Anche i brani più concisi (ma siamo comunque intorno ai sei minuti di media..) portano spunti rimarchevoli, ad esempio "Soviet hot dog (le tombeau de Laika)" dedicata ovviamente alla cagnolina che fu il primo essere vivente lanciato in orbita terrestre (con lo Sputnik 2, novembre 1957). Un episodio tetro, drammatico, dall'atmosfera davvero cosmo-sovietica, che unisce effetti tastieristici lugubri ad esplosioni space-rock esaltate dalla voce potente della Rostropovitch. Kraut-cosmic-stoner, se mi passate la definizione. Molto simile per impostazione anche la seguente "East song", che evidenzia però tratti più marcati e distorti, nuovamente Hawkwind-iani, con la forza di un groove lisergico alla Colour Haze ed attitudine free-jam profusa a piene mani.
Vibrazioni doomy e fangose nei nove minuti di "Mothership egypt", dove ritmiche quasi sludge si coniugano con i riferimenti all'Egitto dei Faraoni, altra costante dello spettro ideologico dei francesi. Lento e poderoso, il pezzo si dipana in maniera complessa tra momenti rocciosi e spazi prog-romantici alla Genesis dei tempi d'oro, in un sincretismo davvero ricco di fascino trasversale.
Per la suite finale "Astral fancy" (19 minuti) vale tutto quello detto fino a questo punto. Gigantesca trip-song multiforme, dove possiamo trovare un pò di tutto: dai richiami arabo-orientali, ai vocalizzi dissonanti, al tessuto psych-rock, alla densità acid-stoner. Un contenitore dai confini molto labili, aperta a variegate soluzioni, dove ciascun interprete fornisce il proprio contributo distintivo. Molto immersiva, avvolgente, caleidoscopica, ma non adatta a tutti. Chi predilige gli stili concisi ed immediati, senza sorprese o passaggi inattesi, facilmente si perderà nei meandri sonici degli Orgöne.

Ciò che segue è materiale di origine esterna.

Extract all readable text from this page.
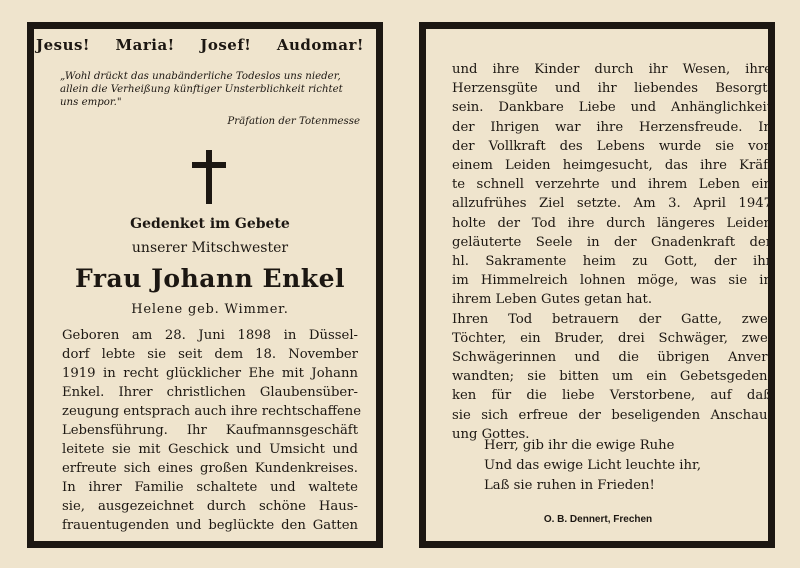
Jesus! Maria! Josef! Audomar!
„Wohl drückt das unabänderliche Todeslos uns nieder, allein die Verheißung künftiger Unsterblichkeit richtet uns empor."
Präfation der Totenmesse
Gedenket im Gebete
unserer Mitschwester
Frau Johann Enkel
Helene geb. Wimmer.
Geboren am 28. Juni 1898 in Düssel-
dorf lebte sie seit dem 18. November
1919 in recht glücklicher Ehe mit Johann
Enkel. Ihrer christlichen Glaubensüber-
zeugung entsprach auch ihre rechtschaffene
Lebensführung. Ihr Kaufmannsgeschäft
leitete sie mit Geschick und Umsicht und
erfreute sich eines großen Kundenkreises.
In ihrer Familie schaltete und waltete
sie, ausgezeichnet durch schöne Haus-
frauentugenden und beglückte den Gatten
und ihre Kinder durch ihr Wesen, ihre
Herzensgüte und ihr liebendes Besorgt-
sein. Dankbare Liebe und Anhänglichkeit
der Ihrigen war ihre Herzensfreude. In
der Vollkraft des Lebens wurde sie von
einem Leiden heimgesucht, das ihre Kräf-
te schnell verzehrte und ihrem Leben ein
allzufrühes Ziel setzte. Am 3. April 1947
holte der Tod ihre durch längeres Leiden
geläuterte Seele in der Gnadenkraft der
hl. Sakramente heim zu Gott, der ihr
im Himmelreich lohnen möge, was sie in
ihrem Leben Gutes getan hat.
Ihren Tod betrauern der Gatte, zwei
Töchter, ein Bruder, drei Schwäger, zwei
Schwägerinnen und die übrigen Anver-
wandten; sie bitten um ein Gebetsgeden-
ken für die liebe Verstorbene, auf daß
sie sich erfreue der beseligenden Anschau-
ung Gottes.
Herr, gib ihr die ewige Ruhe
Und das ewige Licht leuchte ihr,
Laß sie ruhen in Frieden!
O. B. Dennert, Frechen
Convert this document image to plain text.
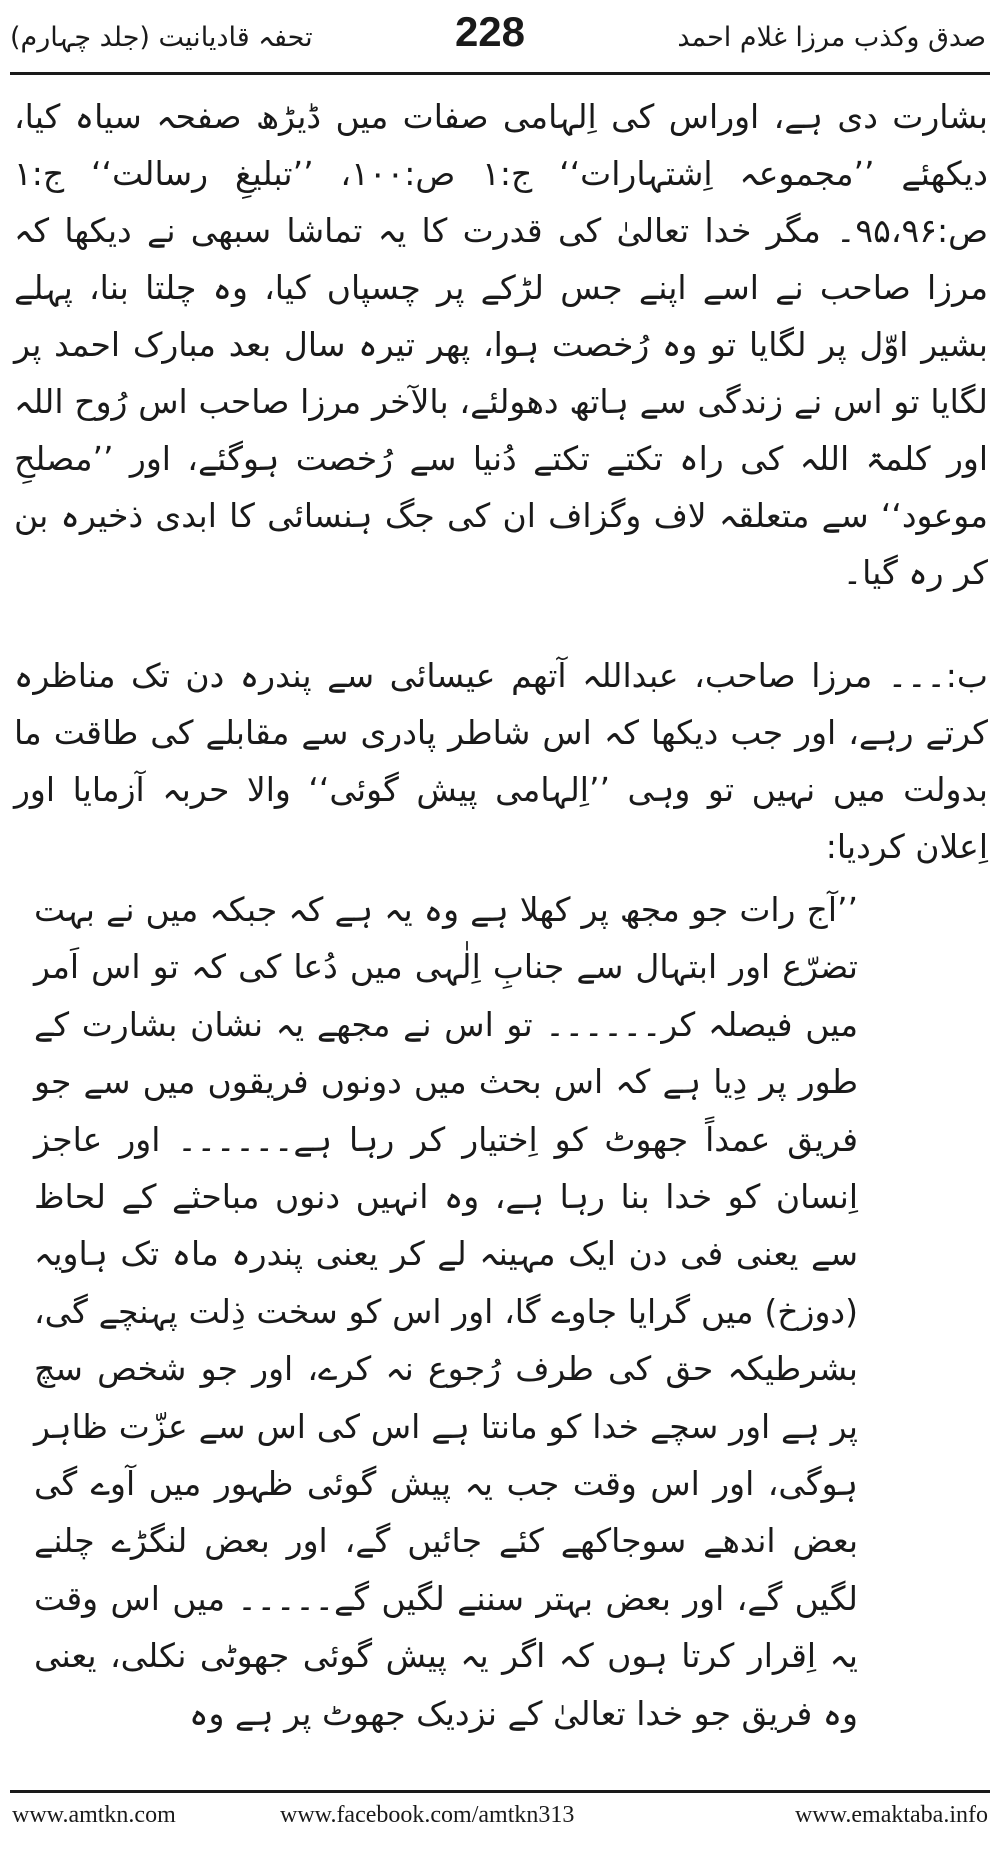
تحفہ قادیانیت (جلد چہارم)	228	صدق وکذب مرزا غلام احمد

بشارت دی ہے، اوراس کی اِلہامی صفات میں ڈیڑھ صفحہ سیاہ کیا، دیکھئے ’’مجموعہ اِشتہارات‘‘ ج:۱ ص:۱۰۰، ’’تبلیغِ رسالت‘‘ ج:۱ ص:۹۵،۹۶۔ مگر خدا تعالیٰ کی قدرت کا یہ تماشا سبھی نے دیکھا کہ مرزا صاحب نے اسے اپنے جس لڑکے پر چسپاں کیا، وہ چلتا بنا، پہلے بشیر اوّل پر لگایا تو وہ رُخصت ہوا، پھر تیرہ سال بعد مبارک احمد پر لگایا تو اس نے زندگی سے ہاتھ دھولئے، بالآخر مرزا صاحب اس رُوح اللہ اور کلمۃ اللہ کی راہ تکتے تکتے دُنیا سے رُخصت ہوگئے، اور ’’مصلحِ موعود‘‘ سے متعلقہ لاف وگزاف ان کی جگ ہنسائی کا ابدی ذخیرہ بن کر رہ گیا۔

ب:۔۔۔ مرزا صاحب، عبداللہ آتھم عیسائی سے پندرہ دن تک مناظرہ کرتے رہے، اور جب دیکھا کہ اس شاطر پادری سے مقابلے کی طاقت ما بدولت میں نہیں تو وہی ’’اِلہامی پیش گوئی‘‘ والا حربہ آزمایا اور اِعلان کردیا:

’’آج رات جو مجھ پر کھلا ہے وہ یہ ہے کہ جبکہ میں نے بہت تضرّع اور ابتہال سے جنابِ اِلٰہی میں دُعا کی کہ تو اس اَمر میں فیصلہ کر۔۔۔۔۔۔ تو اس نے مجھے یہ نشان بشارت کے طور پر دِیا ہے کہ اس بحث میں دونوں فریقوں میں سے جو فریق عمداً جھوٹ کو اِختیار کر رہا ہے۔۔۔۔۔۔ اور عاجز اِنسان کو خدا بنا رہا ہے، وہ انہیں دنوں مباحثے کے لحاظ سے یعنی فی دن ایک مہینہ لے کر یعنی پندرہ ماہ تک ہاویہ (دوزخ) میں گرایا جاوے گا، اور اس کو سخت ذِلت پہنچے گی، بشرطیکہ حق کی طرف رُجوع نہ کرے، اور جو شخص سچ پر ہے اور سچے خدا کو مانتا ہے اس کی اس سے عزّت ظاہر ہوگی، اور اس وقت جب یہ پیش گوئی ظہور میں آوے گی بعض اندھے سوجاکھے کئے جائیں گے، اور بعض لنگڑے چلنے لگیں گے، اور بعض بہتر سننے لگیں گے۔۔۔۔۔ میں اس وقت یہ اِقرار کرتا ہوں کہ اگر یہ پیش گوئی جھوٹی نکلی، یعنی وہ فریق جو خدا تعالیٰ کے نزدیک جھوٹ پر ہے وہ

www.amtkn.com	www.facebook.com/amtkn313	www.emaktaba.info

La formazione di Rennes ha probabilmente ancora bisogno di focalizzare meglio la sua proposta musicale. Talvolta sembra perdere un pò il filo del discorso, di autocelebrare la propria attitudine libera ed istintiva, di godere smodatamente nell'arricchire le canzoni di arabeschi e trame intricate. Però, come debutto è sicuramente impressionante. Psichedelia fuori dagli schemi, intuizioni gustose, cerebralità e visceralità, richiami culturali ed orizzonti anarchici. Una band che potrebbe fare il botto nel prossimo futuro.